What the score can’t tell you is how much of that antioxidant activity survives digestion, reaches your cells, or produces a measurable health benefit. Antioxidant molecules in food serve a wide range of biological functions beyond absorbing free radicals. Some reduce inflammation, others influence gene expression, and many interact with gut bacteria in ways that have nothing to do with their ORAC performance. Reducing a food’s value to a single number misses most of what makes it beneficial.

Clinical trials testing isolated antioxidant supplements have produced mixed and sometimes disappointing results, reinforcing the idea that whole foods deliver benefits through complex interactions rather than through raw antioxidant firepower alone. If you see ORAC scores on a product label today, treat them as one small piece of context rather than a reliable measure of nutritional quality.

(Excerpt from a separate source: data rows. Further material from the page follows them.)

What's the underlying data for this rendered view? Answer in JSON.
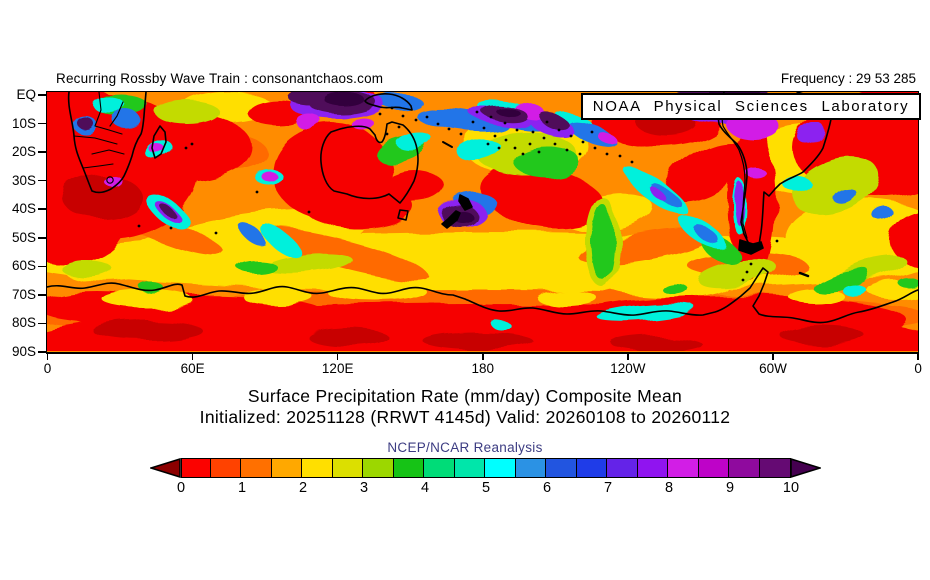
{
  "header": {
    "left_text": "Recurring Rossby Wave Train : consonantchaos.com",
    "frequency_text": "Frequency : 29 53 285"
  },
  "map": {
    "noaa_label": "NOAA Physical Sciences Laboratory"
  },
  "axes": {
    "lat_labels": [
      "EQ",
      "10S",
      "20S",
      "30S",
      "40S",
      "50S",
      "60S",
      "70S",
      "80S",
      "90S"
    ],
    "lon_labels": [
      "0",
      "60E",
      "120E",
      "180",
      "120W",
      "60W",
      "0"
    ]
  },
  "titles": {
    "line1": "Surface Precipitation Rate (mm/day) Composite Mean",
    "line2": "Initialized: 20251128 (RRWT 4145d) Valid: 20260108 to 20260112",
    "reanalysis": "NCEP/NCAR Reanalysis"
  },
  "colorbar": {
    "tick_labels": [
      "0",
      "1",
      "2",
      "3",
      "4",
      "5",
      "6",
      "7",
      "8",
      "9",
      "10"
    ],
    "segment_colors": [
      "#fb0200",
      "#ff4200",
      "#ff7000",
      "#ffa800",
      "#ffdf00",
      "#dcdf00",
      "#9cd700",
      "#16c316",
      "#00dc78",
      "#00e6aa",
      "#00ffff",
      "#2b92e4",
      "#2255e0",
      "#1f3ce8",
      "#6423e8",
      "#9014f0",
      "#d21ee6",
      "#be03c8",
      "#8f0a9e",
      "#650a73"
    ],
    "left_arrow_color": "#8c0000",
    "right_arrow_color": "#450050",
    "min": 0,
    "max": 10,
    "units": "mm/day"
  },
  "chart_data": {
    "type": "heatmap",
    "title": "Surface Precipitation Rate (mm/day) Composite Mean",
    "subtitle": "Initialized: 20251128 (RRWT 4145d) Valid: 20260108 to 20260112",
    "source": "NCEP/NCAR Reanalysis",
    "annotation_top_left": "Recurring Rossby Wave Train : consonantchaos.com",
    "annotation_top_right": "Frequency : 29 53 285",
    "credit": "NOAA Physical Sciences Laboratory",
    "x_axis": {
      "label": "longitude",
      "tick_labels": [
        "0",
        "60E",
        "120E",
        "180",
        "120W",
        "60W",
        "0"
      ],
      "range_deg_east": [
        0,
        360
      ]
    },
    "y_axis": {
      "label": "latitude",
      "tick_labels": [
        "EQ",
        "10S",
        "20S",
        "30S",
        "40S",
        "50S",
        "60S",
        "70S",
        "80S",
        "90S"
      ],
      "range_deg": [
        0,
        -90
      ]
    },
    "color_scale": {
      "variable": "surface precipitation rate",
      "units": "mm/day",
      "min": 0,
      "max": 10,
      "ticks": [
        0,
        1,
        2,
        3,
        4,
        5,
        6,
        7,
        8,
        9,
        10
      ],
      "palette": "rainbow red(low) to dark-purple(high), 0.5 mm/day steps"
    },
    "grid": false,
    "legend_position": "bottom"
  }
}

A More Useful Way to Think About Antioxidants

Rather than chasing high ORAC numbers, the more practical approach is to eat a wide variety of deeply colored fruits, vegetables, herbs, and spices. Different plant compounds protect against different types of cellular stress through different mechanisms. No single assay captures all of that, which is exactly why the USDA stepped back from endorsing ORAC as a consumer tool. A diet rich in blueberries, leafy greens, nuts, cocoa, and spices delivers a broad spectrum of protective compounds without requiring you to compare spreadsheets of lab values.